Betty Goodwin, Beyond Chaos, No. 7, 1998. Collection Musée d’art contemporain de Montréal. Photo: Richard-Max Tremblay. Courtesy Galerie René Blouin.


The Musée d’art contemporain de Montréal is paying a vibrant tribute to Betty Goodwin, the grande dame of Canadian contemporary art, who passed away late last year..

Over the years, the Musée has built up a body of works that is highly representative of Goodwin’s practice as a whole. It acquired two of her now iconic “vest” prints in 1973, and organized her first major exhibition in 1976, a survey show of fifteen years of her output. Now, thirty years later, the museum is offering a fresh overview of the artist’s career, through forty works from the Permanent Collection that highlight the originality and scope of her multidisciplinary art: small pieces and monumental works, drawings, prints, collages, assemblages, paintings, sculptures and installations. The major series that punctuated her practice communicate her heartrending vision of the human condition. The prints exploring articles of clothing—Vest, Gloves, Hat—announce a theme that would recur throughout her work: that of the trace and absence, the self and the other. The Nest works speak of both fragility and strength; the Tarpaulin and Kite series are metaphors for coverings; Tomb and Passage explore the theme of transition; the Swimmers are suspended between drowning and resurfacing; the Distorted Events attest to human cruelty; the cloudy, turbulent skies of the Beyond Chaos series propel us into a world beyond.

According to curator Josée Bélisle, “Betty Goodwin tirelessly examined the objects that shape our era and our passage through the unstable territories of existence. A sense of timelessness, almost of an eternity vanquished, runs through the work of this artist, whose recent death we mourn.”

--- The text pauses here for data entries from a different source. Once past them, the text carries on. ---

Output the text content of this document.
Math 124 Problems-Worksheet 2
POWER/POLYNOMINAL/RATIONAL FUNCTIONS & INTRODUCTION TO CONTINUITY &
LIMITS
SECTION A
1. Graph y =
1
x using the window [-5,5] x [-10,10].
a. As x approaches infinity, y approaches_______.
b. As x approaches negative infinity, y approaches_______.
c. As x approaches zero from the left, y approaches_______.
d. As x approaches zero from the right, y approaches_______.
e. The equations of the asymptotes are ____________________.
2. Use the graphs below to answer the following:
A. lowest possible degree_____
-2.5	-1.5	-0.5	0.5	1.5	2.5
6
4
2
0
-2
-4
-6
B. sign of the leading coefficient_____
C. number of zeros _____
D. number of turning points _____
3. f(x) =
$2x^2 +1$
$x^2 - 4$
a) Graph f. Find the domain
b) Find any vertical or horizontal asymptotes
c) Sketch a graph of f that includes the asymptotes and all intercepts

Born in Montréal in 1923, Goodwin embarked on her artistic career in the mid-1940s, with paintings tinged with social realism. Her acquaintance with Yves Gaucher, who taught her printmaking in the late 1960s, would significantly influence her approach. Her remarkable, sensitive graphic works would then propel her to the forefront of contemporary art. Although she explored different media, she continually returned to drawing, and gained widespread recognition with her celebrated Swimmers series. Truly an ambassador for art, she represented Canada at the leading international events—Tokyo International Print Biennial, 1974; Ljubljana Biennial of Graphic Arts, 1975; São Paulo Biennial, 1989; and Venice Biennale, 1995—and was honoured with the highest distinctions: Victor Martyn Lynch-Staunton Award of the Canada Council for the Arts, 1981; Banff School of Fine Arts National Award, 1984; Prix Paul-Émile Borduas, 1986; John Simon Guggenheim Foundation Fellowship, 1988; Gershon Iskowitz Prize of the Gershon Iskowitz Foundation and the Art Gallery of Ontario, 1995; Harold Town Prize, 1998; Governor General’s Award and Order of Canada, 2003. Goodwin’s works may be found in major public and private collections across the country.

Catalogue
The exhibition is accompanied by a bilingual, 116-page catalogue. The publication contains an essay by Josée Bélisle, curator in charge of the Musée Collection and of the exhibition, a list of works, a biobibliography and colour reproductions of the works. It may be purchased for $24.95 at the museum’s Olivieri Bookstore or from your local bookseller.

Reading room
A reading room devoted to Goodwin’s work has been set up in the Sénateur Louis P. Gélinas Lounge adjoining the exhibition galleries.

Summer tour/workshop combo
Program intended for day camps and day cares (ages 5 and up)
Maximum 30 children per group

It Floats!
Tuesday to Thursday, from July 14 to August 13, 2009
Blocks: from 11 a.m. to 2 p.m. or from 1:15 to 3:15 p.m.
Plunge into the pictorial space created by Betty Goodwin, by producing pastel and coloured ink drawings inspired by her 1984 work Red Sea.